Saturday 16th February 6pm
Light Reading - Lovid
316 Bethnal Green Road, London E2 OAG
Tickets are £4 if pre booked or £5 on the door, places are limited so  
booking is recommended.
Please RSVP to James at courses at nowhere-lab.org or call 02073723925

LoVid (Tali Hinkis and Kyle Lapidus) will present their work with  
analog audio/video synthesizers and discuss their conceptual,  
technical, and aesthetic interests. The focus of the presentation will  
be LoVid's approach to technology as an extension of the human body  
and gesture as well as the development of man-machine interaction in  
the context of technological advancement. Some themes will include  
hardware video, Wireful aesthetics, and retro-futurism, as well as  
historical and contemporary artists working with similar techniques  
and ideas. LoVid will perform with their wearable A/V synthesizer,  
Coat of Embrace: Created in 2006, the instrument is inspired by early  
experimentation with image processing as well as current trends in DIY  
and hacker culture. Coat of Embrace is functionally related to LoVid's  
previous A/V synth, Sync Armonica, and draws on concepts and feel  
developed in the VideoWear, while getting middle ages preliterate,  
real old school. The instrument transforms raw electric current into  
mesmerizing colors and patterns with an enveloping sound.

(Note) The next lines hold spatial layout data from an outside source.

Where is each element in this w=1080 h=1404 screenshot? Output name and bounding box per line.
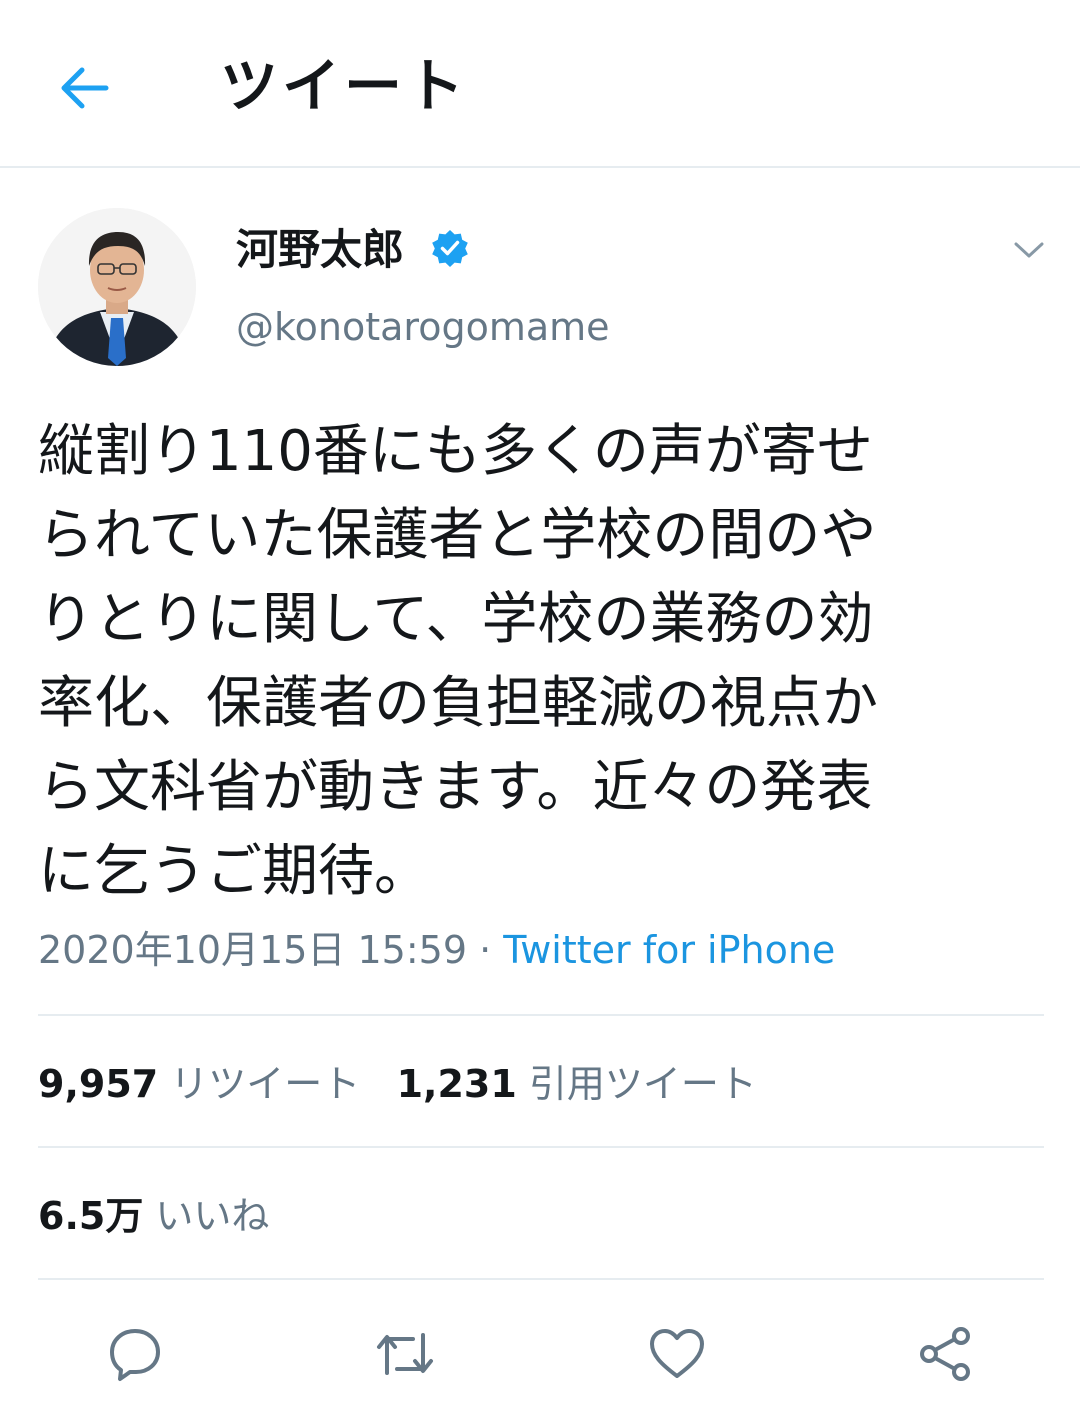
divider [38, 1014, 1044, 1016]
retweets-label: リツイート [170, 1062, 361, 1106]
likes-label: いいね [155, 1194, 270, 1238]
tweet-timestamp[interactable]: 2020年10月15日 15:59 [38, 928, 467, 972]
tweet-text-line: 率化、保護者の負担軽減の視点か [38, 671, 878, 736]
retweet-icon [377, 1333, 433, 1375]
profile-photo [38, 208, 196, 366]
retweet-button[interactable] [370, 1318, 440, 1390]
tweet-text-line: 縦割り110番にも多くの声が寄せ [38, 419, 873, 484]
share-icon [920, 1327, 970, 1381]
tweet-actions-bar [0, 1318, 1080, 1390]
tweet-text-line: ら文科省が動きます。近々の発表 [38, 755, 873, 820]
quotes-link[interactable]: 1,231 引用ツイート [397, 1062, 757, 1106]
retweets-link[interactable]: 9,957 リツイート [38, 1062, 360, 1106]
likes-link[interactable]: 6.5万 いいね [38, 1188, 269, 1244]
verified-badge-icon [432, 230, 468, 267]
tweet-text-line: りとりに関して、学校の業務の効 [38, 587, 874, 652]
tweet-menu-button[interactable] [1004, 230, 1054, 270]
quotes-label: 引用ツイート [528, 1062, 757, 1106]
page-title: ツイート [220, 52, 469, 120]
avatar[interactable] [38, 208, 196, 366]
likes-count: 6.5万 [38, 1194, 144, 1238]
chevron-down-icon [1014, 242, 1044, 258]
tweet-meta: 2020年10月15日 15:59 · Twitter for iPhone [38, 924, 835, 976]
top-bar: ツイート [0, 0, 1080, 168]
quotes-count: 1,231 [396, 1062, 517, 1106]
back-button[interactable] [52, 58, 116, 118]
heart-icon [650, 1329, 704, 1378]
divider [38, 1146, 1044, 1148]
author-handle[interactable]: @konotarogomame [236, 302, 610, 352]
tweet-source-link[interactable]: Twitter for iPhone [503, 928, 835, 972]
divider [38, 1278, 1044, 1280]
retweets-count: 9,957 [38, 1062, 159, 1106]
reply-button[interactable] [100, 1318, 170, 1390]
retweet-stats: 9,957 リツイート 1,231 引用ツイート [38, 1056, 757, 1112]
share-button[interactable] [910, 1318, 980, 1390]
tweet-text-line: に乞うご期待。 [38, 839, 430, 904]
tweet-text-line: られていた保護者と学校の間のや [38, 503, 877, 568]
tweet-text: 縦割り110番にも多くの声が寄せ られていた保護者と学校の間のや りとりに関して… [38, 410, 1048, 914]
like-button[interactable] [642, 1318, 712, 1390]
author-name[interactable]: 河野太郎 [236, 222, 404, 278]
arrow-left-icon [61, 67, 109, 109]
meta-separator: · [467, 928, 504, 972]
reply-icon [110, 1329, 160, 1381]
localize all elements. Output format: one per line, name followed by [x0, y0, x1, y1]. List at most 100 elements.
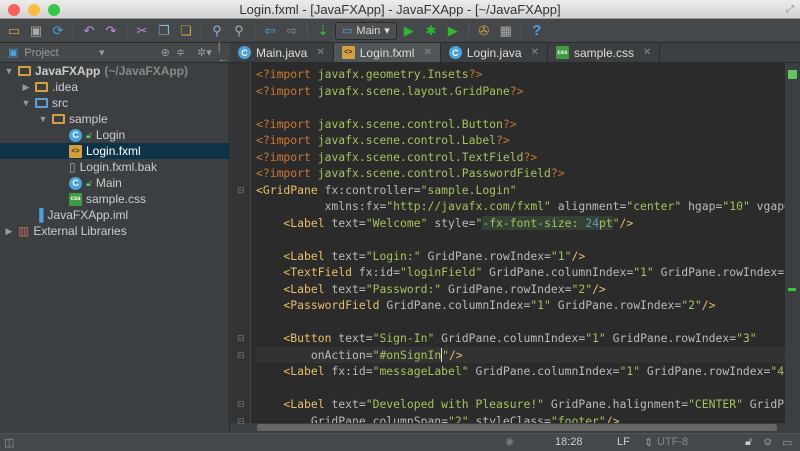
code-line: <Button text="Sign-In" GridPane.columnIn…	[256, 330, 785, 347]
main-toolbar: ▭ ▣ ⟳ ↶ ↷ ✂ ❐ ❏ ⚲ ⚲ ⇦ ⇨ ⇣ ▭ Main ▾ ▶ ✱ ▶ ✇…	[0, 19, 800, 43]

LoVid (Tali Hinkis and Kyle Lapidus) overwhelms the senses with new  
media in their performances, videos, objects, and installations.   
LoVid has toured the US and Europe extensively performing, exhibiting,  
and lecturing at PS1, The Neuberger Museum, The Butler Institute of  
American Art , Exit Art, Evolution Festival (UK), The Kitchen, RISD,  
Massachusetts College of Art, Kansas City Art Institute, Chicago Art  
Institute, Cincinnati Art Institute, Oberlin, University of Wisconsin,  
FACT, Futuresonic Festival (UK), The New Museum of Contemporary Art,  
Ocularis, and Institute of Contemporary Art London among many others.   
LoVid has been artist in residence at Eyebeam, Harvestworks, iEAR, and  
Alfred University, has received grants and awards from Experimental TV  
Center, NYSCA, Foundation for Contemporary Arts, turbulence.org   and  
Greenwall Foundation, and is a free103Point9 transmission artist.